How to Improve Your Employee Onboarding Process

how to improve your employee onboarding processWith 22 percent of employees leaving their new job within the first 45 days, it's more vital than ever for employers to provide a cohesive and comprehensive onboarding process. You want new employees immersed in the culture and connected to the staff to keep them satisfied and excited about their career move. Still, your onboarding process may not be hitting the right notes. Use these tips to improve your current process to help new employees transition into your company.

Schedule Adequate Time

Onboarding isn't instantaneous. The goal of onboarding is integration with the employee's co-workers, company culture and management team. You want new employees to feel as though they have the information needed to accurately perform their job duties. No matter the workplace, that requires time. Ensuring that the onboarding process is given adequate time for completion and success is essential.
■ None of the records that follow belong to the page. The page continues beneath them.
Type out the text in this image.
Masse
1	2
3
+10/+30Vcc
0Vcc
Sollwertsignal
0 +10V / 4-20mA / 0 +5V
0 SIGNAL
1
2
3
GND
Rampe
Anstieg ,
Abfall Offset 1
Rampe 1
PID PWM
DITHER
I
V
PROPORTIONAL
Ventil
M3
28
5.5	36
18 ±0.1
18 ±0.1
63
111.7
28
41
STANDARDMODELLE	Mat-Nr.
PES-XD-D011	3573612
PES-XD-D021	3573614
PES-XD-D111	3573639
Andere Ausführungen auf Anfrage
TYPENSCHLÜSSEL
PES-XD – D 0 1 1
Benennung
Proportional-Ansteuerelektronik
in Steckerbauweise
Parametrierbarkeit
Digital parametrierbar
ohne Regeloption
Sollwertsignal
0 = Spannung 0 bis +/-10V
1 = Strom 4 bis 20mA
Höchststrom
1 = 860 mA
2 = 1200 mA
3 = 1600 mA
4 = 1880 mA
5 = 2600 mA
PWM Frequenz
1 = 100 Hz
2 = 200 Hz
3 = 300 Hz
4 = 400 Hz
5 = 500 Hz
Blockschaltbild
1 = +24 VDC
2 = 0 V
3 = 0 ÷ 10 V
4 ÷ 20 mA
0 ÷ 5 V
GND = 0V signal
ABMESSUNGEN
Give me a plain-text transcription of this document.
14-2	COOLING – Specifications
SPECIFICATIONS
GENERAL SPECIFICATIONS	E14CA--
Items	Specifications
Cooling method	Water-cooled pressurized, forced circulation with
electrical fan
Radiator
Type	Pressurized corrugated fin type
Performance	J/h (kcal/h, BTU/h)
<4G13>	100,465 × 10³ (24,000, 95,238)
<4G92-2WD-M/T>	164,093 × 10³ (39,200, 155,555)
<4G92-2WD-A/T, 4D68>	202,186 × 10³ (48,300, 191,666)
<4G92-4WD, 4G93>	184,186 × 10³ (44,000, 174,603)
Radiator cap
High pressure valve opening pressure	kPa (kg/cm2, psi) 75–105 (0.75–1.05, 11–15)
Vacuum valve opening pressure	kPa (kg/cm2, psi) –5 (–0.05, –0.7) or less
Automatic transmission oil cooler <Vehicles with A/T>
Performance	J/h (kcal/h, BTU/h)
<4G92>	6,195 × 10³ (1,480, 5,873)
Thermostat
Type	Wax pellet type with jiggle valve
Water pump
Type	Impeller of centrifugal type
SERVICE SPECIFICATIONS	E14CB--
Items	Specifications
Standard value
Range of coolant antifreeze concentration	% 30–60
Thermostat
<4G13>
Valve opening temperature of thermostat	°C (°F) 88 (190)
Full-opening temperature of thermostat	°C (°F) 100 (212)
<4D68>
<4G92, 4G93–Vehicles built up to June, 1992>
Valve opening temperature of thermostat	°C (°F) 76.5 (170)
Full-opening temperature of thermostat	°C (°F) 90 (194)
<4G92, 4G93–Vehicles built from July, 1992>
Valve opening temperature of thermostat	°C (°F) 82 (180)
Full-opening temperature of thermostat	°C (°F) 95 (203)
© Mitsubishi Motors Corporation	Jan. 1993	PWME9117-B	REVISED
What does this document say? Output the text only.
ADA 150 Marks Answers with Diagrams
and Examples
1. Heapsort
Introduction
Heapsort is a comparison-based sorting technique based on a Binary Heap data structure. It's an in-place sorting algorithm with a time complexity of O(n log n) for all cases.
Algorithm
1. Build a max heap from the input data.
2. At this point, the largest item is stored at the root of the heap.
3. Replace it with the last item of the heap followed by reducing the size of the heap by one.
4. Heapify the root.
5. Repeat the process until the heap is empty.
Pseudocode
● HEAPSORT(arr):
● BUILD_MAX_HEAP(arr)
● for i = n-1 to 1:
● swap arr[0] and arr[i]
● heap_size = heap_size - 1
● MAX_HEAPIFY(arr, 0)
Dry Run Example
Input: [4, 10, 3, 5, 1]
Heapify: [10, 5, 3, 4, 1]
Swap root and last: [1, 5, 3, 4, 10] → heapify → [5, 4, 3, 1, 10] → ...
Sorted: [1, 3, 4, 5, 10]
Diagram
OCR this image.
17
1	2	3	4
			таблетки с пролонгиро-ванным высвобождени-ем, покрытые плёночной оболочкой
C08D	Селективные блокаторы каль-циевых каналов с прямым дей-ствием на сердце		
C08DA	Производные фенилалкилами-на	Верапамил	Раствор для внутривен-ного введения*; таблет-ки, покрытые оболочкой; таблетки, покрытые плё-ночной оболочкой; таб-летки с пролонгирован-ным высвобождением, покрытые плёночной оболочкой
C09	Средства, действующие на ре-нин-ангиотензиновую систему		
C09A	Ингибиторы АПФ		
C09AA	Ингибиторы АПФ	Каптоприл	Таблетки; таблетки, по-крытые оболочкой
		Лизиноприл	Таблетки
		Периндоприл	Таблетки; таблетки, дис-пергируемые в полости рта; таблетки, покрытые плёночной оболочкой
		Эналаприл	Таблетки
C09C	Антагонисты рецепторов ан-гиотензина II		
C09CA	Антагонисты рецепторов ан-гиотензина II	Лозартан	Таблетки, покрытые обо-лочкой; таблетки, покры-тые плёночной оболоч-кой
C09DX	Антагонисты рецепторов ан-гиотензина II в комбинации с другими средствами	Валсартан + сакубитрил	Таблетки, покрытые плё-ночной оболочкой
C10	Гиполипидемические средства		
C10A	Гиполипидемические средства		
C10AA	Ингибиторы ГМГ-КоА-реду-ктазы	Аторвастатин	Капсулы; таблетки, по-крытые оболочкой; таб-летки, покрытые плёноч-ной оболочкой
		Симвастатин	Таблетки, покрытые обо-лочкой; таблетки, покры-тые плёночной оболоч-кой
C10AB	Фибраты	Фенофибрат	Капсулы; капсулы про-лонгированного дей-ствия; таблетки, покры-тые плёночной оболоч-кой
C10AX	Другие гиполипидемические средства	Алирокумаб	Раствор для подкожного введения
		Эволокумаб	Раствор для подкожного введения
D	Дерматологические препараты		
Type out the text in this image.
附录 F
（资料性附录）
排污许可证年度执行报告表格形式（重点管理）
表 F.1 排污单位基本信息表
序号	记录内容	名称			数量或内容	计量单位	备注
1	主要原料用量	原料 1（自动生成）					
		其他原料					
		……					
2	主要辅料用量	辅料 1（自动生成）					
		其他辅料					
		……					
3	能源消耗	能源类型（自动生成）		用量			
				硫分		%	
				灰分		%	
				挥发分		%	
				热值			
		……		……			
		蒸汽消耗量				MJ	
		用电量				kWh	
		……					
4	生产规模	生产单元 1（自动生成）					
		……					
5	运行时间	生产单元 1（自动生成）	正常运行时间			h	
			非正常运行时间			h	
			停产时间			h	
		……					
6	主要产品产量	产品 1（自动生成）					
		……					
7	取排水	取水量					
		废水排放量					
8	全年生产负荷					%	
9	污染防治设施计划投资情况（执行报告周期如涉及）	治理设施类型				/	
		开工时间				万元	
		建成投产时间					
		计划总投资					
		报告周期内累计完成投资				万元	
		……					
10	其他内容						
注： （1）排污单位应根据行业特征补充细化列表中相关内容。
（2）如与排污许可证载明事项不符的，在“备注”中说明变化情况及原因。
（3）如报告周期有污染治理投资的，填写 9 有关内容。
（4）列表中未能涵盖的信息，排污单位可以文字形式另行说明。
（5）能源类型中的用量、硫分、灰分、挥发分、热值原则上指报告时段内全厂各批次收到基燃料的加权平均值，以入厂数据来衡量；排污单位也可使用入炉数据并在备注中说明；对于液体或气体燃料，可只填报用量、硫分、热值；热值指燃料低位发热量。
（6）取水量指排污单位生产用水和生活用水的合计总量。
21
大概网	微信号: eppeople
Work onboarding into the training process throughout those pivotal first 45 days. 

Provide a Plan

If you wouldn't start training without a plan, why would you start onboarding without one? New employees need time to reflect on what information they need to master their new position. They need to know who they'll be meeting and the goals of those meetings so they can ask the right questions. Formulating a comprehensive schedule for the onboarding process helps employees understand what information will be provided and what questions they'll need to ask. If you haven't come up with an onboarding plan, now is the time. 

Start a Mentorship

New jobs are stressful and often new employees become frustrated when they feel they have to go it alone. Building a mentorship program that matches new employees with more seasoned employees is a great way to acclimate new employees and give them a contact during that first year. Pick only your top employees and match by personality as well as experience. Providing a work buddy not only helps morale but it helps productivity by giving your new employee a resource to go to when they have questions. 

Make Introductions

While you know that Deb in Accounting does check requests and Billy is the IT person to talk to about system upgrades, new employees don't. Introductions are a simple but effective way to smooth the path for new employees to find success. Work with employees to create a list of colleagues who are a vital contact for the job and make sure each new employee meets those people or is introduced to that department. Spread this process out over days or weeks rather than doing a whirlwind tour of the company so new employees can talk and make connections, strengthening their bonds within the organization. 

Monitor Progress 

How do you know when a new employee is fully onboarded? If you don't have a data set that accurately determines the answer to that question, you're already one step behind. Onboarding is a concrete process and it should be treated just like training or job performance reviews. Create and monitor onboarding metrics to determine whether the process is working and where new employees are in that process. Follow up on that progress at regular intervals not only to ensure new employees are getting the full benefit of onboarding but also to see where that process is failing. 

A successful onboarding process helps employees feel engaged and gives them the information to do their job effectively. For businesses, it ensures that new employees are given the skills to perform their job effectively and quickly. Take the time to consider whether your onboarding process is taking these steps to foster new employee success.